Conservative judges don't have to think that carefully about the made-up doctrines they use, because they are only used in specific cases to reach desired outcomes.
Isn't the difference about who makes the decision on behalf of whom?
An accused person offered a diversion can refuse; can an accused refuse the administrative approach?
If so, then I'd agree with you. But if they cannot refuse, then it does sound like the judge here is correct.
Right, and it's even worse than that. There's even a US Supreme Court case that says that if prosecutors can choose between two different statutes prohibiting the same conduct, with different sentencing ranges, that prosecutorial discretion does not violate the nondelegation doctrine! The 5th Circuit is basically disobeying a very close to on point SCOTUS case.
Well, this is more than just discretion. If the SEC summons you to one of these tribunals you can't just now show up, and the SEC can issue judgments as a result of the tribunal. They arent exercising discretion then bringing a case.
Certain discretion is invalid. A prosecutor has discretion as to what to charge. The actual sentence at the end of the trial is not within their control, they can only ask.
The difference is that the SEC is exercising not just executive but also legislative and judicial power. The victim of overzealous prosecution in an ordinary criminal case can get a jury trial, as can someone who's denied access to a diversion program.
The SEC's stacked-deck quasi-judicial system cannot be justified by comparing it to prosecutorial discretion. Prosecutors don't determine guilt or make sentencing decisions.
The SEC has been getting away with unconstitutional bullshit for years, for instance forbidding people to comment on any SEC enforcement actions against them.
While it may be appropriate for private settlements to contain an NDA there is no justification for a government agency to require that when someone settles with them they can't comment on the enforcement action or dispute the alleged facts.
Not on topic, exactly.
You really can't find a government interest in the SEC not letting bound parties comment on their settlement?
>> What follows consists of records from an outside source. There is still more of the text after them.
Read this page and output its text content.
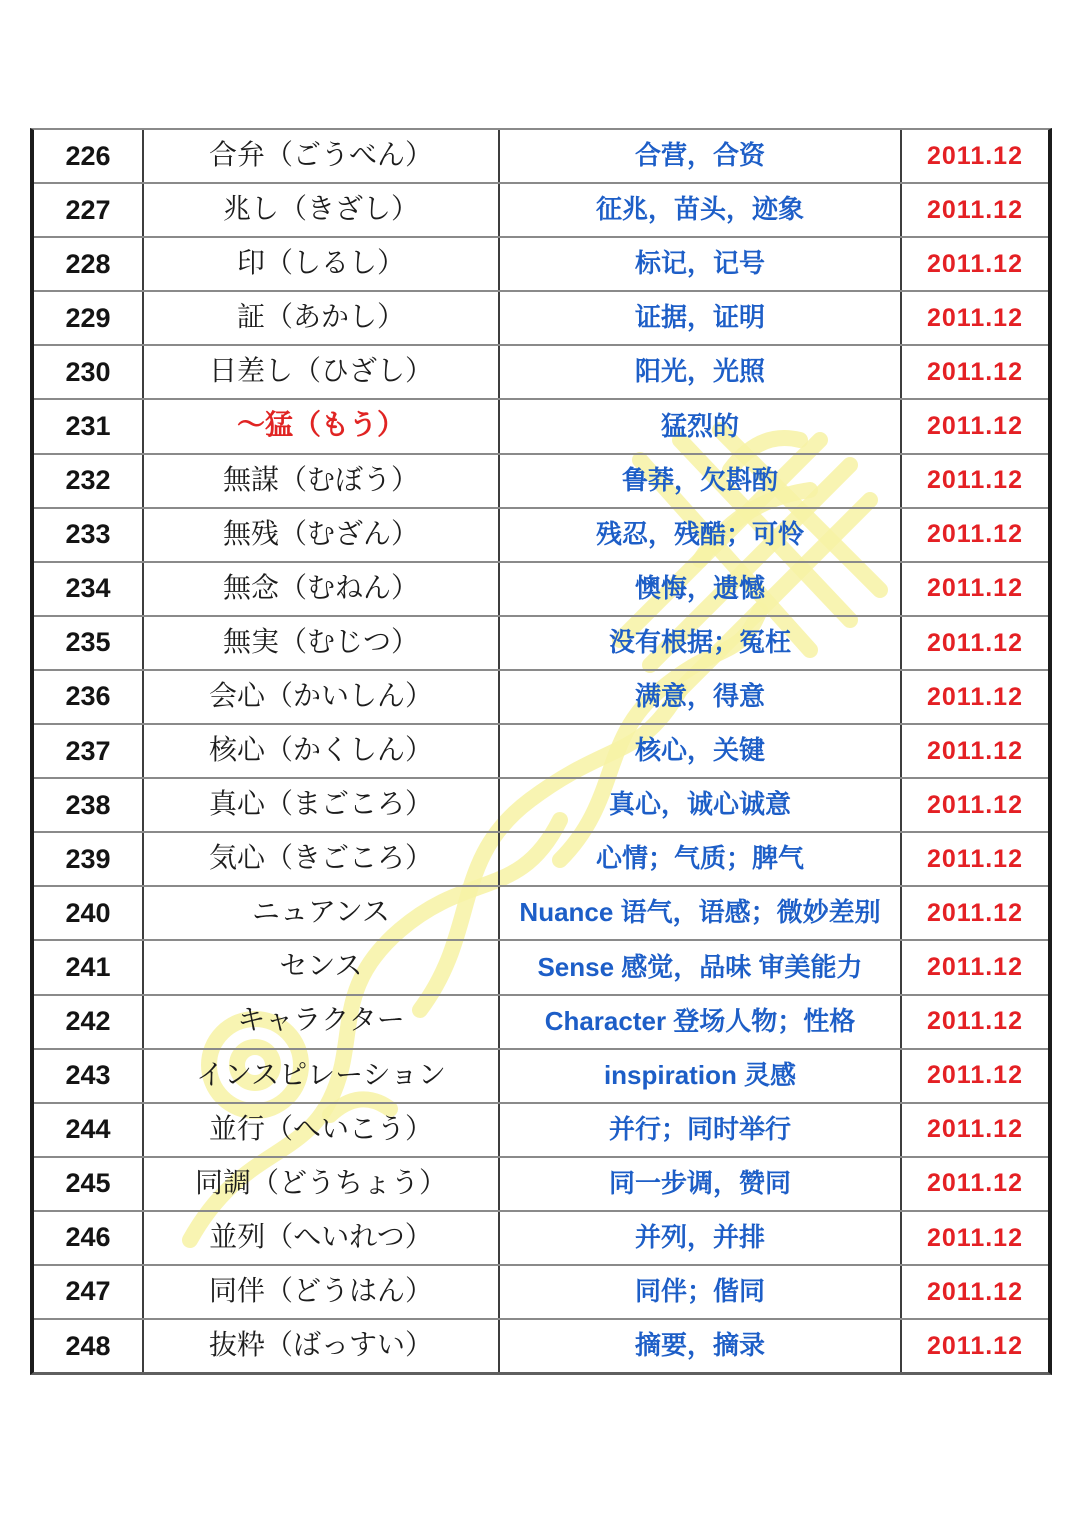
226	合弁（ごうべん）	合营，合资	2011.12
227	兆し（きざし）	征兆，苗头，迹象	2011.12
228	印（しるし）	标记，记号	2011.12
229	証（あかし）	证据，证明	2011.12
230	日差し（ひざし）	阳光，光照	2011.12
231	～猛（もう）	猛烈的	2011.12
232	無謀（むぼう）	鲁莽，欠斟酌	2011.12
233	無残（むざん）	残忍，残酷；可怜	2011.12
234	無念（むねん）	懊悔，遗憾	2011.12
235	無実（むじつ）	没有根据；冤枉	2011.12
236	会心（かいしん）	满意，得意	2011.12
237	核心（かくしん）	核心，关键	2011.12
238	真心（まごころ）	真心，诚心诚意	2011.12
239	気心（きごころ）	心情；气质；脾气	2011.12
240	ニュアンス	Nuance 语气，语感；微妙差别	2011.12
241	センス	Sense 感觉，品味 审美能力	2011.12
242	キャラクター	Character 登场人物；性格	2011.12
243	インスピレーション	inspiration 灵感	2011.12
244	並行（へいこう）	并行；同时举行	2011.12
245	同調（どうちょう）	同一步调，赞同	2011.12
246	並列（へいれつ）	并列，并排	2011.12
247	同伴（どうはん）	同伴；偕同	2011.12
248	抜粋（ばっすい）	摘要，摘录	2011.12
Is the SEC allowed to correct the record if they lie about it?
There is a government interest, but that doesn't mean they are able to do something which clearly looks like a first amendment violation ... its about degrees of interest right? Forbidding speech about the government is a clear violation of the first amendment, the interest must be strong in that case.
I dont think not wanting to risk temporary embarrassment perhaps is a sufficient interest in this case.
I'm not sure a conditional requirement based on an adjudication is a 1A violation.
But regardless, random gripes about the SEC should not justify the 5th Circuit going off on a frolic that ignores vertical Stare.
Not a big deal
Congress didn't tell SEC when to use ALJ vs a jury trial, and SEC was just making it up.
This made me chuckle a bit:
"The dissenting opinion cannot define a 'public right' without using
the term itself in the definition. That leads to a good bit of question-begging."